Geschichte der Bergschulen von Tarnowitz u. Peiskretscham

1. Gründung und Finanzierung der ersten Grundschulen

Am 3.12.1769 wurde das Oberbergamt in Reichenstein eingesetzt. Bereits am 5.6.1769 wurde eine neue Bergordnung erlassen. Damit war die Grundlage zur Wiederbelebung und Erweiterung des schlesischen Bergbaues geschaffen.
Man erkannte schon früh, daß dazu ein Stamm von technisch geschultem Aufsichtspersonal notwendig sei. Die finanziellen Mittel zur Errichtung der ersten Volksschulen wurden aus den Knappschaftskassen und den Überschüssen der einzelnen Zechen bereitgestellt. Erwähnt werden diese ersten Schulen von: Eckersdorf und Schlegel in Glatz sowie zu Waldenburg, Gottesberg und Salzbrunn in Niederschlesien. In Oberschlesien ruhet zu dieser Zeit noch der Bergbau. Die Gelder waren aber sehr begrenzt und so beschränkte man sich auf das Lesen. Dieser unbefriedigende Zustand wurde mit Erlaß vom 29.10.1778 beseitigt. Jeder Bergmann sollte nun zwei zusätzliche Schichten im Monat fahren, und der Ertrag wurde der Knappschaftskasse zur Verfügung gestellt.
Hauptabsicht war es: Christlich unterrichtete, redliche und ehrliche Bergleute nach und nach anzuziehen, die Lesen und Schreiben können. Und der Unterricht sollte unentgeldlich sein!
Diese Vorschrift fand dann zwei Jahrzehnte später auch in Oberschlesien ihre Anwendung. Es entstanden daraufhin die Volksschulen zu Friedrichshütte, Königshütte, Gleiwitz, Malapane und Kreuzburgerhütte. Welche mit Gründung der zu diesen Anlagen gehörigen Werksansiedlungen für Kinder der Beamten und Arbeiter eingerichtet wurden. Diese fünf Werksschulen wurden im Jahre 1811 bereits von 303 Kindern besucht, weitere 171 Kinder besuchten 7 andere Schulen in Oberschlesien. Die gesamten Unkosten dafür wurden aus den o.g. Mitteln bestritten! Die oberschlesische Knappschaftskasse kam ihrer Verpflichtung zur Beihilfe zum Schulbesuch bis Ende 1886 nach. Dies war dann nicht mehr notwendig, ist doch mit Gesetz vom 14.6.1888 der Volksschul-Unterricht generell kostenfrei geregelt wurden.

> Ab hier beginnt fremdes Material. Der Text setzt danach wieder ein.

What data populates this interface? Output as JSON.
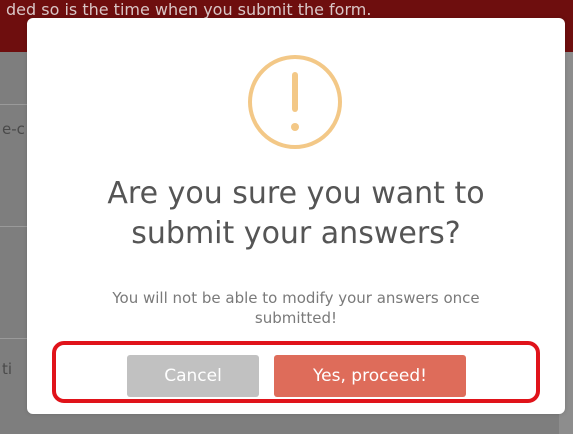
{
  "background": {
    "banner_text": "ded so is the time when you submit the form.",
    "fragment_1": "e-c",
    "fragment_2": "ti"
  },
  "dialog": {
    "icon": "exclamation-circle-icon",
    "title_line1": "Are you sure you want to",
    "title_line2": "submit your answers?",
    "message_line1": "You will not be able to modify your answers once",
    "message_line2": "submitted!",
    "cancel_label": "Cancel",
    "confirm_label": "Yes, proceed!"
  },
  "colors": {
    "banner": "#6e0e0e",
    "icon_ring": "#f3c887",
    "confirm_button": "#de6c5a",
    "cancel_button": "#c1c1c1",
    "highlight": "#e0131a"
  }
}
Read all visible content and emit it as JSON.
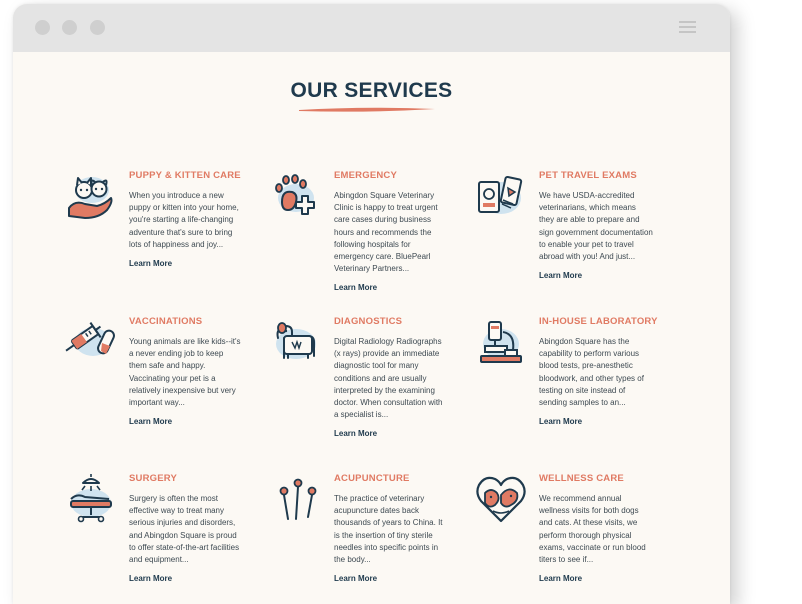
{
  "section": {
    "title": "OUR SERVICES"
  },
  "services": [
    {
      "id": "puppy-kitten-care",
      "title": "PUPPY & KITTEN CARE",
      "icon": "pet-in-hand-icon",
      "text": "When you introduce a new puppy or kitten into your home, you're starting a life-changing adventure that's sure to bring lots of happiness and joy...",
      "link": "Learn More"
    },
    {
      "id": "emergency",
      "title": "EMERGENCY",
      "icon": "paw-plus-icon",
      "text": "Abingdon Square Veterinary Clinic is happy to treat urgent care cases during business hours and recommends the following hospitals for emergency care. BluePearl Veterinary Partners...",
      "link": "Learn More"
    },
    {
      "id": "pet-travel-exams",
      "title": "PET TRAVEL EXAMS",
      "icon": "passport-ticket-icon",
      "text": "We have USDA-accredited veterinarians, which means they are able to prepare and sign government documentation to enable your pet to travel abroad with you! And just...",
      "link": "Learn More"
    },
    {
      "id": "vaccinations",
      "title": "VACCINATIONS",
      "icon": "syringe-pill-icon",
      "text": "Young animals are like kids--it's a never ending job to keep them safe and happy. Vaccinating your pet is a relatively inexpensive but very important way...",
      "link": "Learn More"
    },
    {
      "id": "diagnostics",
      "title": "DIAGNOSTICS",
      "icon": "dog-xray-icon",
      "text": "Digital Radiology Radiographs (x rays) provide an immediate diagnostic tool for many conditions and are usually interpreted by the examining doctor. When consultation with a specialist is...",
      "link": "Learn More"
    },
    {
      "id": "in-house-laboratory",
      "title": "IN-HOUSE LABORATORY",
      "icon": "microscope-icon",
      "text": "Abingdon Square has the capability to perform various blood tests, pre-anesthetic bloodwork, and other types of testing on site instead of sending samples to an...",
      "link": "Learn More"
    },
    {
      "id": "surgery",
      "title": "SURGERY",
      "icon": "surgery-table-icon",
      "text": "Surgery is often the most effective way to treat many serious injuries and disorders, and Abingdon Square is proud to offer state-of-the-art facilities and equipment...",
      "link": "Learn More"
    },
    {
      "id": "acupuncture",
      "title": "ACUPUNCTURE",
      "icon": "needles-icon",
      "text": "The practice of veterinary acupuncture dates back thousands of years to China. It is the insertion of tiny sterile needles into specific points in the body...",
      "link": "Learn More"
    },
    {
      "id": "wellness-care",
      "title": "WELLNESS CARE",
      "icon": "pets-heart-icon",
      "text": "We recommend annual wellness visits for both dogs and cats. At these visits, we perform thorough physical exams, vaccinate or run blood titers to see if...",
      "link": "Learn More"
    }
  ],
  "colors": {
    "accent": "#e07a63",
    "navy": "#1f3a4d",
    "background": "#fcf9f4",
    "titlebar": "#e4e4e4",
    "highlight": "#cfe3ef"
  }
}
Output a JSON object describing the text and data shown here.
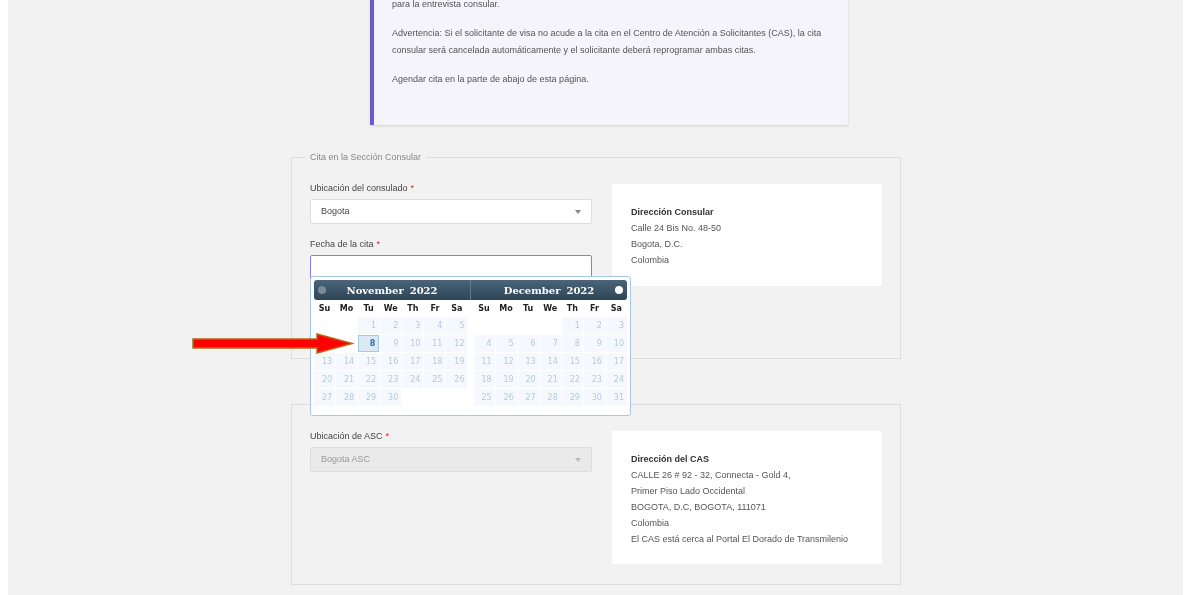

2. Entstehung der ersten Tarnowitzer Bergschule

Ein großer Teil der Beamten im oberschlesischen Revier kam zunächst aus den Bergbaubezirken des Harzes. Der stetige Ausbau der Zechen machte es aber bald notwendig, selbst für den Nachwuchs Sorge zu tragen. Die Ausbildung der jungen Bergleute verlief aber noch weitgehend unorganisiert. Zunächst mußten sie sich mit allen anfallenden praktischen Arbeiten in den Gruben als sogenannte Bergburschen vertraut machen. War dies zur Genüge geschehen, wurden sie einzelnen Beamten als Gehilfen zugeteilt. Diese mußten dann neben ihren eigentlichen Dienstgeschäften für die theoretische Ausbildung der ihnen anvertrauten Fahrburschen, so wurden diese Lehrlinge nun bezeichnet, sorgen. Eine Entschädigung für diese zusätzliche Arbeit bekamen diese Beamten allerdings nicht, sondern man beschränkte sich auf eine freundliche Anerkennung durch die Behörde. Mit Verfügung des Oberbergamtes vom 6.1.1803 wurde dann aber die Einrichtung zweier Fortbildungsstätten in Tarnowitz und Königshütte beschlossen. Junge Bergarbeiter sollten außer der Schicht einen unendgeldlichen Unterricht in Lesen, Schreiben und Rechnen erteilt bekommen. Später wurde der Unterricht auf die Fächer Mathematik, Physik und Mineralogie erweitert. Für das Jahr 1803 sind 12 Schüler auf diese Weise im Tarnowitzer Bergamtsgebäude in je 4 Wochenstunden unterrichtet worden, wobei den Lehrkräften zunächst nur eine entsprechende Entschädigung in Aussicht gestellt werden konnte. Ein besonderer Eifer der Lehrkräfte an ihrer zusätzlichen Tätigkeit konnte so natürlich nicht verzeichnet werden, so daß in Königshütte der Unterricht bereits 1805 wieder eingestellt wurde. Auch in Tarnowitz konnte nicht von einem regelmäßigen Schulbetrieb die Rede sein, schließlich kamen noch die Kriegswirren hinzu, und die Mittel mußten weiter reduziert werden. Schließlich wurde im Jahre 1809 der Unterricht sogar in der Privatwohnung des Lehrers abgehalten. Ab 1811 übernahm Obersteiger Stroh den Unterricht. Dieser außerordentlich engagierte Lehrer führte die Aufteilung der Schüler in zwei Klassen an der Schule ein. Sein Eifer führte zu einer nachweislichen Verbesserung des Ausbildungsstandes. Dieser Sachverhalt wurde auch vom Oberbergamt anerkannt. Nach dem plötzlichen Tode von Stroh im Jahre 1822 wurde der Unterricht in Tarnowitz allerdings eingestellt, und in den nächsten Jahre erteilte dort nur der Markscheider Giehne, mehr unregelmäßig, in Zeichnen und der Markscheiderkunde wieder Unterricht.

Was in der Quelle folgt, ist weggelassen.